Purpose:
Numerous follow-up appointments are required to program a cochlear implant (CI) sound processor and monitor the patient's progress over time, particularly within the first year of implantation. This, coupled with the specialty nature of CI service delivery and sparsely located clinics, can pose burdens on recipients' time and access to necessary resources for consistent follow-up.
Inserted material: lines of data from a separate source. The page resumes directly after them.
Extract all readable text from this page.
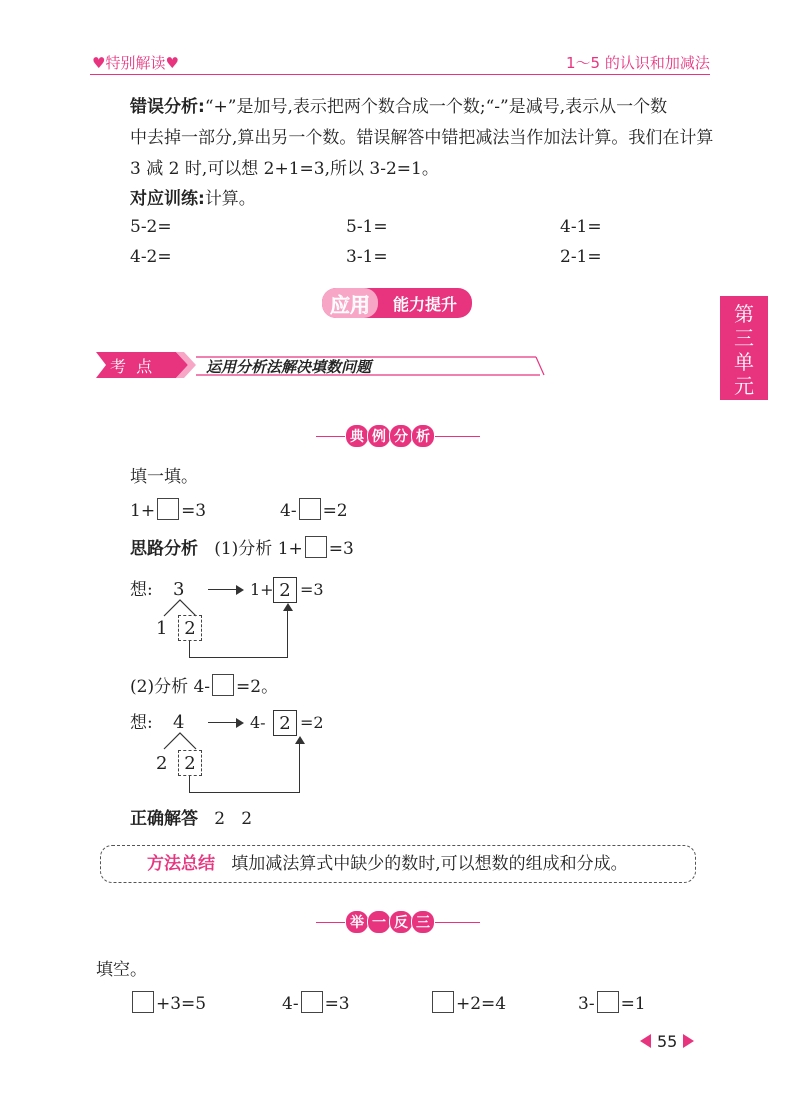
♥特别解读♥	1～5 的认识和加减法
第
三
单
元
错误分析:“+”是加号,表示把两个数合成一个数;“-”是减号,表示从一个数
中去掉一部分,算出另一个数。错误解答中错把减法当作加法计算。我们在计算
3 减 2 时,可以想 2+1=3,所以 3-2=1。
对应训练:计算。
5-2=	5-1=	4-1=
4-2=	3-1=	2-1=
应用	能力提升
考  点	运用分析法解决填数问题
典 例 分 析
填一填。
1+ =3	4- =2
思路分析 (1)分析 1+ =3
想: 3
1 2
1+ 2 =3
(2)分析 4- =2。
想: 4
2 2
4- 2 =2
正确解答 2   2
方法总结 填加减法算式中缺少的数时,可以想数的组成和分成。
举 一 反 三
填空。
+3=5	4- =3	+2=4	3- =1
55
Advances in the application of telepractice for CI service delivery have evolved and expanded over recent years, with further utilization spurred by the COVID-19 pandemic that emerged in late 2019. This review article provides a summary of telepractice applications for adult and pediatric CI processor programming, impedance, and electrically evoked compound action potential testing, speech-perception testing, evaluations of patient and clinician experiences, troubleshooting, and aural rehabilitation for CI recipients. Future directions and opportunities for further implementation of telepractice for CI service delivery are discussed.
Conclusions:
Studies to date suggest that telepractice can be reliably used for remote sound processor programming for both children and adults, impedance and evoked compound action potential measures, speech-perception testing in adult CI users, and self-monitoring. However, further technological advancements are needed to make remote speech-perception testing more easily implemented, and well-controlled studies are needed to better evaluate the efficacies of aural rehabilitation through teletherapy, particularly for children.